Node and List have been written to work only with the int type. We can convert these types to struct templates by adding (T) after their names and replacing appropriate ints in their definitions by Ts:

struct Node(T) {
    T element;
    Node * next;

    string toString() const {
        string result = to!string(element);

        if (next) {
            result ~= " -> " ~ to!string(*next);
        }

        return result;
    }
}

struct List(T) {
    Node!T * head;

    void insertAtHead(T element) {
        head = new Node!T(element, head);
    }

    string toString() const {
        return format("(%s)", head ? to!string(*head) : "");
    }
}

List can now be used with any type:

import std.stdio;
import std.conv;
import std.string;

// ...

struct Point {
    double x;
    double y;

    string toString() const {
        return format("(%s,%s)", x, y);
    }
}

void main() {
    List!Point points;

    points.insertAtHead(Point(1.1, 2.2));
    points.insertAtHead(Point(3.3, 4.4));
    points.insertAtHead(Point(5.5, 6.6));

    writeln(points);
}

The output:

((5.5,6.6) -> (3.3,4.4) -> (1.1,2.2))

In this case we need another pointer to point at the last node of the list. The new code is necessarily more complex in order to manage the new variable as well:

struct List(T) {
    Node!T * head;
    Node!T * tail;

    void append(T element) {
        /* Since there is no node after the last one, we set
         * the new node's next pointer to 'null'. */
        auto newNode = new Node!T(element, null);

        if (!head) {
            /* The list has been empty. The new node becomes
             * the head. */
            head = newNode;
        }

        if (tail) {
            /* We place this node after the current tail. */
            tail.next = newNode;
        }

        /* The new node becomes the new tail. */
        tail = newNode;
    }

    void insertAtHead(T element) {
        auto newNode = new Node!T(element, head);

        /* The new node becomes the new head. */
        head = newNode;

        if (!tail) {
            /* The list has been empty.

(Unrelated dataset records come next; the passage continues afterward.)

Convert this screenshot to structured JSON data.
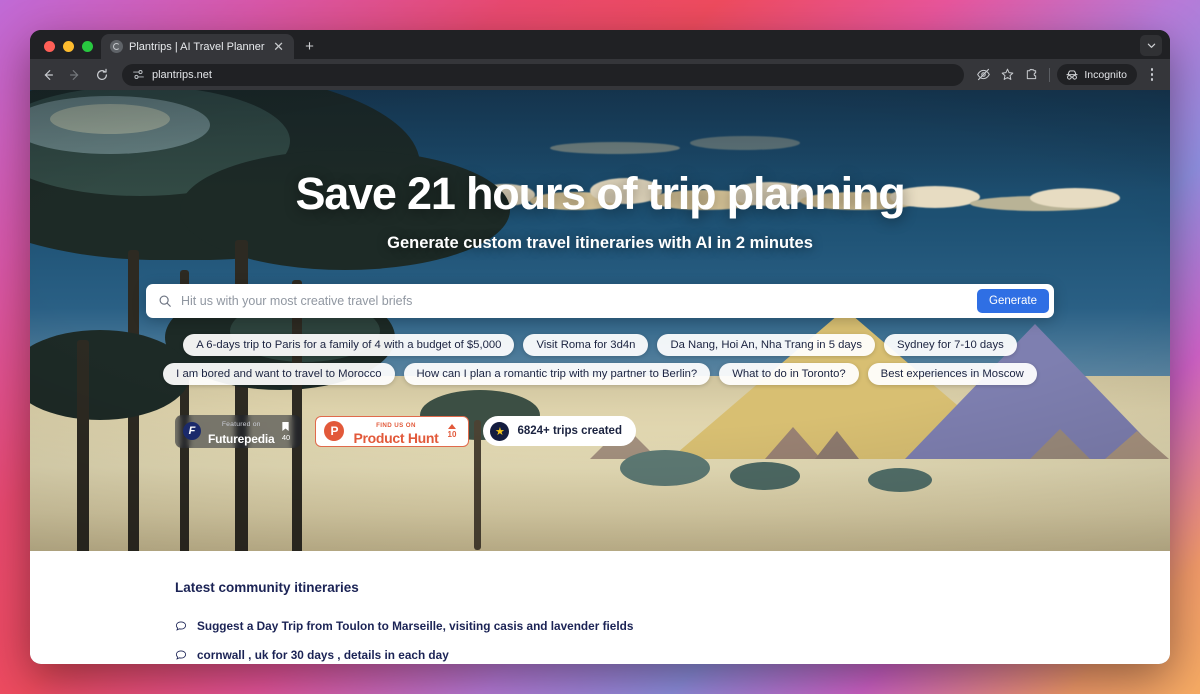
{
  "browser": {
    "tab": {
      "title": "Plantrips | AI Travel Planner",
      "favicon": "globe-icon",
      "close": "✕"
    },
    "new_tab_label": "+",
    "tabstrip_chevron": "⌄",
    "nav": {
      "back": "←",
      "forward": "→",
      "reload": "⟳"
    },
    "omnibox": {
      "url": "plantrips.net",
      "site_icon": "tune-icon"
    },
    "toolbar_icons": [
      "eye-off-icon",
      "star-icon",
      "extensions-icon"
    ],
    "incognito_label": "Incognito",
    "menu": "kebab-menu"
  },
  "hero": {
    "headline": "Save 21 hours of trip planning",
    "subheadline": "Generate custom travel itineraries with AI in 2 minutes",
    "search": {
      "placeholder": "Hit us with your most creative travel briefs",
      "value": "",
      "icon": "search-icon",
      "button_label": "Generate"
    },
    "chips": [
      "A 6-days trip to Paris for a family of 4 with a budget of $5,000",
      "Visit Roma for 3d4n",
      "Da Nang, Hoi An, Nha Trang in 5 days",
      "Sydney for 7-10 days",
      "I am bored and want to travel to Morocco",
      "How can I plan a romantic trip with my partner to Berlin?",
      "What to do in Toronto?",
      "Best experiences in Moscow"
    ],
    "badges": {
      "futurepedia": {
        "logo": "F",
        "kicker": "Featured on",
        "name": "Futurepedia",
        "bookmark_icon": "bookmark-icon",
        "count": "40"
      },
      "product_hunt": {
        "logo": "P",
        "kicker": "FIND US ON",
        "name": "Product Hunt",
        "upvote_icon": "upvote-triangle-icon",
        "count": "10"
      },
      "trips": {
        "star_icon": "★",
        "label": "6824+ trips created"
      }
    }
  },
  "community": {
    "title": "Latest community itineraries",
    "items": [
      "Suggest a Day Trip from Toulon to Marseille, visiting casis and lavender fields",
      "cornwall , uk for 30 days , details in each day"
    ]
  },
  "colors": {
    "accent_blue": "#2f6fe4",
    "navy_text": "#1b2355",
    "product_hunt": "#e2593a",
    "sky": "#1d4e6e",
    "sand": "#ded3ac"
  }
}
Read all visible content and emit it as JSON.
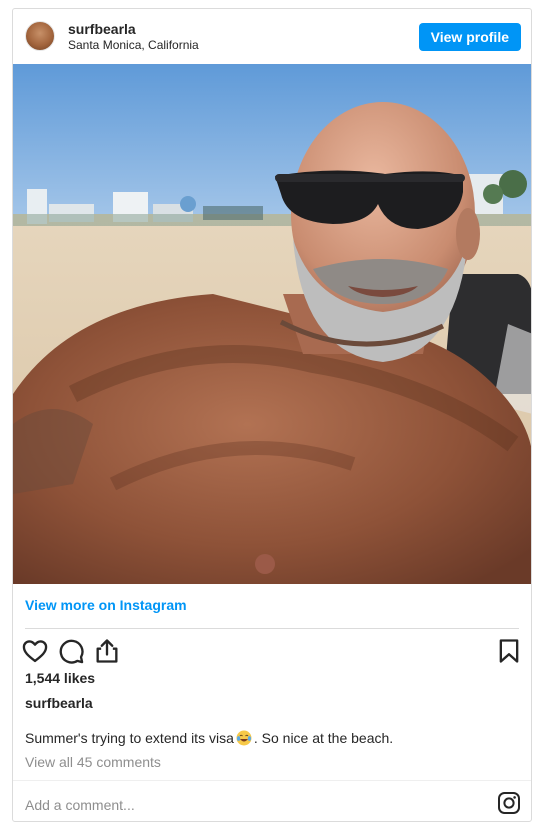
{
  "header": {
    "username": "surfbearla",
    "location": "Santa Monica, California",
    "view_profile_label": "View profile"
  },
  "post": {
    "image_icon": "photo-image",
    "view_more_label": "View more on Instagram",
    "likes": "1,544 likes",
    "caption_user": "surfbearla",
    "caption_before": "Summer's trying to extend its visa",
    "caption_emoji": "laughing-crying-emoji",
    "caption_after": ". So nice at the beach.",
    "view_comments_label": "View all 45 comments",
    "add_comment_placeholder": "Add a comment..."
  },
  "icons": {
    "like": "heart-icon",
    "comment": "comment-bubble-icon",
    "share": "share-icon",
    "save": "bookmark-icon",
    "instagram": "instagram-logo-icon"
  },
  "colors": {
    "accent": "#0095f6",
    "text": "#262626",
    "muted": "#8e8e8e",
    "border": "#dbdbdb"
  }
}
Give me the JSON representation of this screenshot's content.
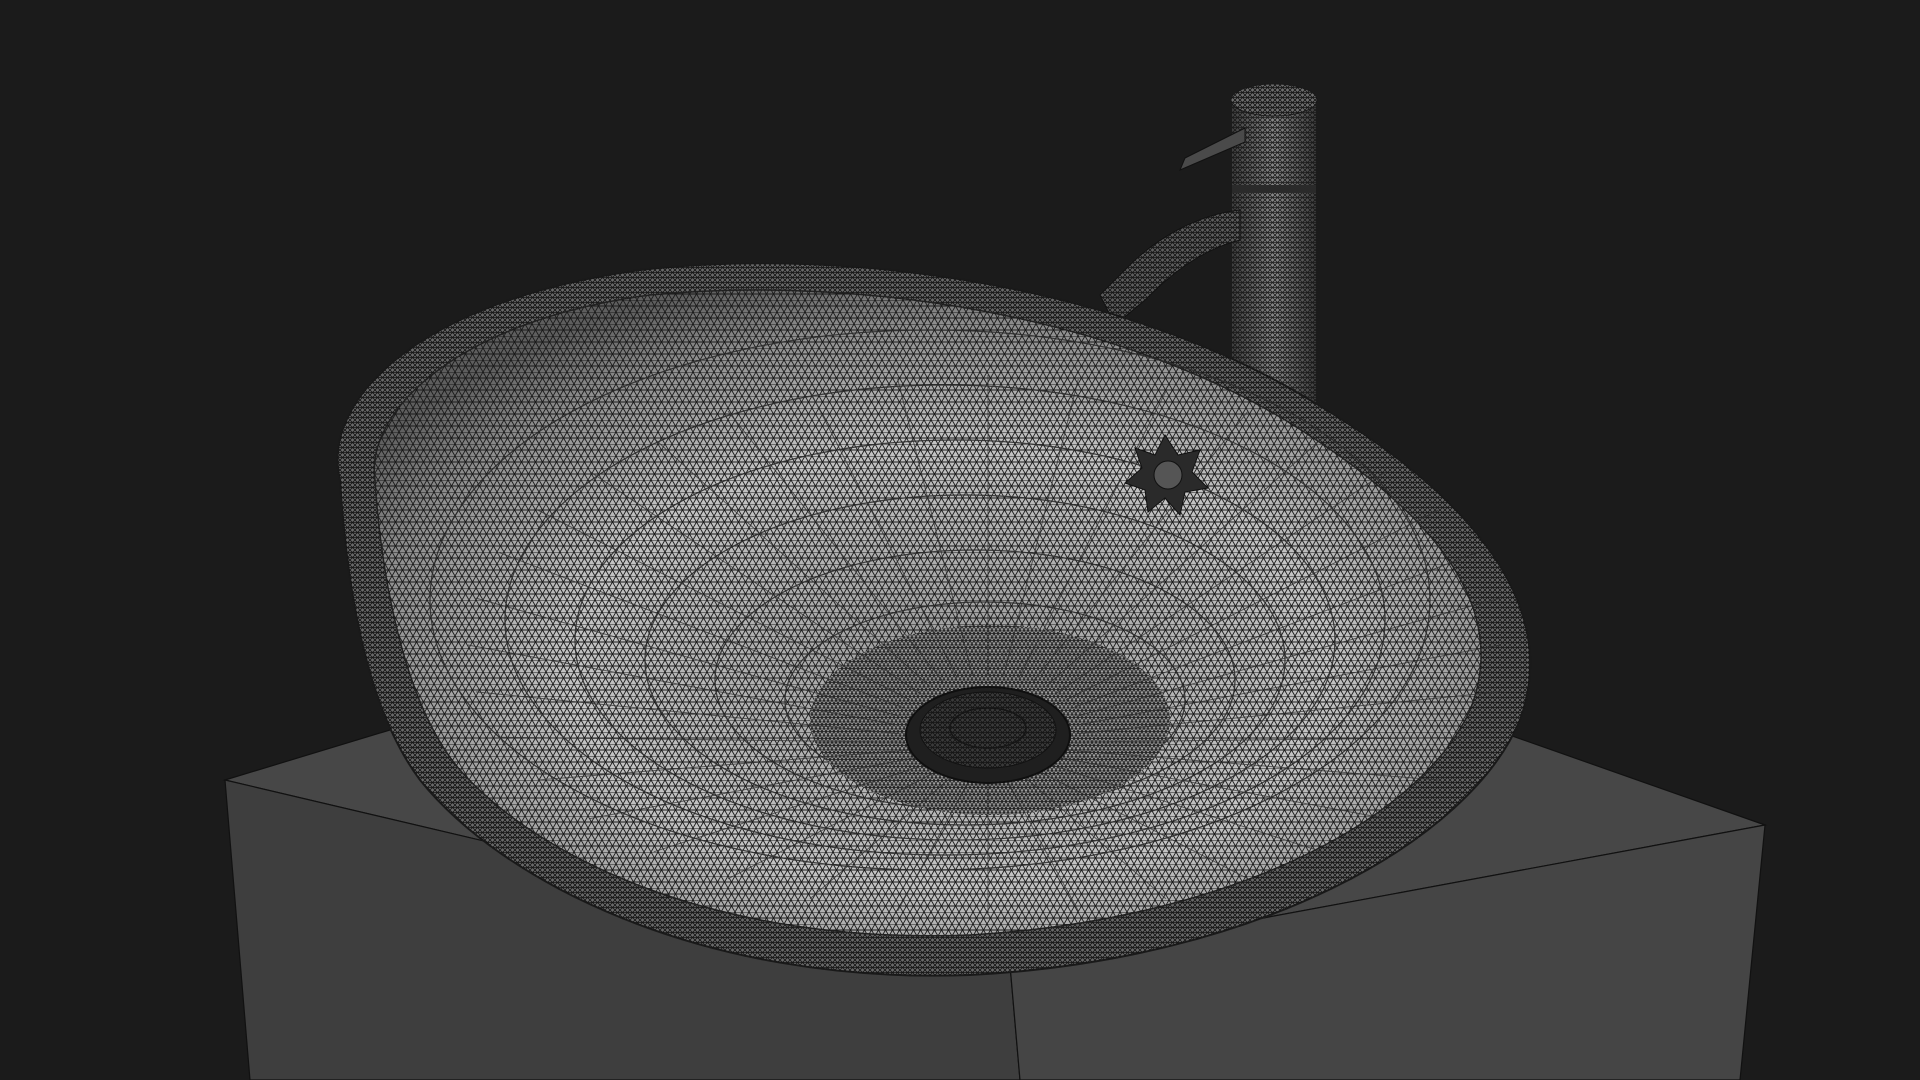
{
  "scene": {
    "subject": "wireframe-render",
    "objects": [
      "vessel-sink",
      "faucet",
      "drain",
      "vanity-cabinet"
    ]
  },
  "colors": {
    "background": "#1b1b1b",
    "cabinet_top": "#464646",
    "cabinet_front": "#3f3f3f",
    "cabinet_side": "#454545",
    "cabinet_edge": "#111111",
    "sink_fill": "#6a6a6a",
    "sink_inner": "#8a8a8a",
    "sink_bowl_light": "#b9b9b9",
    "wire": "#1a1a1a",
    "faucet": "#5d5d5d",
    "drain": "#2a2a2a"
  },
  "mesh": {
    "type": "triangle-wireframe",
    "density": "high"
  }
}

The new node becomes
             * the tail. */
            tail = newNode;
        }
    }

    string toString() const {
        return format("(%s)", head ? to!string(*head) : "");
    }
}

The new implementation of insertAtHead() can actually be shorter:

    void insertAtHead(T element) {
        head = new Node!T(element, head);

        if (!tail) {
            tail = head;
        }
    }

The following program uses the new List to insert Point objects with odd values at the head and Point objects with even values at the end.

void main() {
    List!Point points;

    foreach (i; 1 .. 7) {
        if (i % 2) {
            points.insertAtHead(Point(i, i));

        } else {
            points.append(Point(i, i));
        }
    }

    writeln(points);
}

The output:

((5,5) -> (3,3) -> (1,1) -> (2,2) -> (4,4) -> (6,6))